Taken together, our results presented in this study strongly encourage development of a BBB/PBPK method as a new approach to prediction of brain drug concentration profiles. Nevertheless, to increase reliability of a BBB/PBPK method, various challenges will need to be addressed, including quantification of transporter protein expression levels in in vitro human BBB models and refinement of CNS-PBPK modeling. But, the most prioritized challenge is the accumulation of IVIVC results regarding various types of drugs, particularly transporter substrate drugs, because prediction of the brain concentrations of such drugs is extremely difficult. In this study, only three out of the eight drugs are classified as transporter substrates, which is apparently not enough for concrete evaluation of the applicability of a BBB/PBPK method to those drugs. Also, the methotrexate data-point stands slightly away from the linear regression curve for a currently unclear reason. Therefore, despite considerable limitations, additional collection of IVIVC data on various types of drugs, including transporter substrates, further verifies the feasibility and effectiveness of a BBB/PBPK method. To be more accurate in these studies, it will be better to collect all relevant clinical information, not just brain concentration data, like sampling points, dosage timing, plasma drug concentration profiles, etc.

Finally, we would like to briefly mention the properties of the hiBBB model, which significantly contribute to the concept development of the BBB/PBPK method in this study. The hiBBB model is clearly able to discriminate between the seventeen drugs and compounds, and the dynamic range of their Pe values is comparable to those obtained by animal BBB models (27,28,29). These results are likely to be related to the fact that the hiBBB model possesses similar gene expression profiles, barrier properties, and efflux transporter functions to those of the hprBBB model. Therefore, while theoretically any type of in vitro human BBB models can be utilized, the hiBBB model may be a reasonable option for exploring the possibility of BBB/PBPK method implementation. Nevertheless, it should be borne in mind that its relatively weak barrier properties (e.g., claudin-5 mRNA levels of HBMEC/ci18 cells are lower than that of prHBMEC cells as shown in Fig. 1b) might pose a risk for overestimation or inaccuracy in BBB/PBPK prediction for drugs that enter the brain through paracellular routes. Therefore, continuous research efforts for improvement in hiBBB model functionality, including culture method optimization, to bridge the gaps between in vitro and in vivo will be necessary.

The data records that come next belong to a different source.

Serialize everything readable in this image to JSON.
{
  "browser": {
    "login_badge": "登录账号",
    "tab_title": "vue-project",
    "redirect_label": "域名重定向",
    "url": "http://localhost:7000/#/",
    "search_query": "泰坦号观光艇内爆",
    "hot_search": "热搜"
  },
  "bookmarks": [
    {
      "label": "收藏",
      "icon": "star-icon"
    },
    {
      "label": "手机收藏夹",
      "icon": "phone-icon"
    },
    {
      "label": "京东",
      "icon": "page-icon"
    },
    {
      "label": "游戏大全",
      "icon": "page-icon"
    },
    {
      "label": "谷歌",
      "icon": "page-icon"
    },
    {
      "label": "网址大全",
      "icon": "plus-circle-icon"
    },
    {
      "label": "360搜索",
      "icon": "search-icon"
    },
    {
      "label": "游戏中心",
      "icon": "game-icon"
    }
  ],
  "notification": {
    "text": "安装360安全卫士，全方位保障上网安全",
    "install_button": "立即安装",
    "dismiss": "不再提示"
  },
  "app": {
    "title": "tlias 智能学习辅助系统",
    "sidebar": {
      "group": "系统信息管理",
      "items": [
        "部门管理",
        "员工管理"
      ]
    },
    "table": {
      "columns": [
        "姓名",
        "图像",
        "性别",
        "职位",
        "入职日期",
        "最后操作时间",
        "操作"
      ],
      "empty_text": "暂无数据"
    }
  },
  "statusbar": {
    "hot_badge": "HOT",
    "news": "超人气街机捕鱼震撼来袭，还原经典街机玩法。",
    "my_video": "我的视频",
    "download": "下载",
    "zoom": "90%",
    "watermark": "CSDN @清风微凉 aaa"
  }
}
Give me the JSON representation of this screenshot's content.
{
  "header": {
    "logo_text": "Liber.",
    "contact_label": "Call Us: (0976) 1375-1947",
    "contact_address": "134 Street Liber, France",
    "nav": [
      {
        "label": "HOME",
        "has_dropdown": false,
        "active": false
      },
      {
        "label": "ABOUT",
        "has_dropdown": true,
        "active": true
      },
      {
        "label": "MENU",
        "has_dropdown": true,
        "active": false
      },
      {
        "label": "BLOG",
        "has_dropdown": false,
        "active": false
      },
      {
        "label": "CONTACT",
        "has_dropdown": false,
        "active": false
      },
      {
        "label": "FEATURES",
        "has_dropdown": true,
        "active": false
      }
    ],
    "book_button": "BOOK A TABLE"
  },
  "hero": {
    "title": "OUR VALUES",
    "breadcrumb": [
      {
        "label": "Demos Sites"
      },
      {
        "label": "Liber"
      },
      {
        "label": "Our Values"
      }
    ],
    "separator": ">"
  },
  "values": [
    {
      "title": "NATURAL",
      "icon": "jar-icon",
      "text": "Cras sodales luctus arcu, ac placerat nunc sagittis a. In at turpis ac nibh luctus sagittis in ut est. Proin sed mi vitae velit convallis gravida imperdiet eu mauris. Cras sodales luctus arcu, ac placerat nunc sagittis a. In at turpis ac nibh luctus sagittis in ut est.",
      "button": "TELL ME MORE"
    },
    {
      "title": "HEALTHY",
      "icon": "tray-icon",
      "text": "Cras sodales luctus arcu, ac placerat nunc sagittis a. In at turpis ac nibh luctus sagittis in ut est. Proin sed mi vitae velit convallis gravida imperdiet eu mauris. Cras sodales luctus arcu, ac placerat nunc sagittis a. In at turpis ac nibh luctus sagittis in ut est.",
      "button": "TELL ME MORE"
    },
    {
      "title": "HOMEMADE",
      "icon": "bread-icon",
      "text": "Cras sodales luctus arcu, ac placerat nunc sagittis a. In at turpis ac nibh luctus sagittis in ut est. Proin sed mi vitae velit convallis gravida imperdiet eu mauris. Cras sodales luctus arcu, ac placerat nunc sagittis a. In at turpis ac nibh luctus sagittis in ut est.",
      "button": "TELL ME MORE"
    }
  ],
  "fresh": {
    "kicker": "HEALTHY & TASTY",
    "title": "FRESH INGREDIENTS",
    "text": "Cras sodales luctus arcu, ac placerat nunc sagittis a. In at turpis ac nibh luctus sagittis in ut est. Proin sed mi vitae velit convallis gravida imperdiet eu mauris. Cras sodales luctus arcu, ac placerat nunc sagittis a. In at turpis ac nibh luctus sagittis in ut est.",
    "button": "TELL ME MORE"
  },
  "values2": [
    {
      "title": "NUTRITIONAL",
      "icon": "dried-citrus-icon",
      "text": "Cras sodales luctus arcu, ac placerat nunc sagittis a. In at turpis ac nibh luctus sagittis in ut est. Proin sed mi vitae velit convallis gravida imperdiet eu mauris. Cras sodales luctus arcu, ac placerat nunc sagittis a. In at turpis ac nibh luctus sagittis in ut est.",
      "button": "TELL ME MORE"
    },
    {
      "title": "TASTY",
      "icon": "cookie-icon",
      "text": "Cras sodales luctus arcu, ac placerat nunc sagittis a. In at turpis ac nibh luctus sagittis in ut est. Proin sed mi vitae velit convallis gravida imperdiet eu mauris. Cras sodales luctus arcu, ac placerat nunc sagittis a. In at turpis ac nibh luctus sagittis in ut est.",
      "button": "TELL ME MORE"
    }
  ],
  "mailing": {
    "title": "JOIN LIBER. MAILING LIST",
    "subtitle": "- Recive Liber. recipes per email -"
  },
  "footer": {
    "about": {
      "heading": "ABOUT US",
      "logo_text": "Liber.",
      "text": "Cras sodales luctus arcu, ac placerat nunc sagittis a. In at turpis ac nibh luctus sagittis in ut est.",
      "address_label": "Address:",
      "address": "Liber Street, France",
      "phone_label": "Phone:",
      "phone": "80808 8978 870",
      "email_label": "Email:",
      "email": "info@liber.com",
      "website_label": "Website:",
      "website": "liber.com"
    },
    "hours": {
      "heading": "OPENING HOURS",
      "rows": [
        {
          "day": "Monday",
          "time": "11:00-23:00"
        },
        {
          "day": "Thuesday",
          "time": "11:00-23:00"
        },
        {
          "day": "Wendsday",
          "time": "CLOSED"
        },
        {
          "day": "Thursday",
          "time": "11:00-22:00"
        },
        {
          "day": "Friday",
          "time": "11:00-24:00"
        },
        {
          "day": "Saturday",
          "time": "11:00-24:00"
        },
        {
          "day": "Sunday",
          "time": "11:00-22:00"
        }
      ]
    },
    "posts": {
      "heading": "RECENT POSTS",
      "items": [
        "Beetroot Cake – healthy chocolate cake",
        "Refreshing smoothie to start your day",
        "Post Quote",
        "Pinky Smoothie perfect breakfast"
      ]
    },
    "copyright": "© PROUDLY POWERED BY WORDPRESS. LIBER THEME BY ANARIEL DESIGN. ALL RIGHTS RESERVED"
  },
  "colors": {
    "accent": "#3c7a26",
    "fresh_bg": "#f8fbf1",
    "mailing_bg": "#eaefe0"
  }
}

In conclusion, to the best of our knowledge, this is the first feasibility report toward the development of a BBB/PBPK method. While the number of drugs examined is limited, there is a significantly high level of correlation between the QECF and the Pe values, indicating that in vitro human BBB models can provide valid BBB permeability parameters usable in a BBB/PBPK method. Therefore, our findings present a convincing rationale for development of the new method, which is expected to make an outstanding impact on CNS drug development through precise brain drug concentration prediction. We also hope that the hiBBB model will contribute to the story.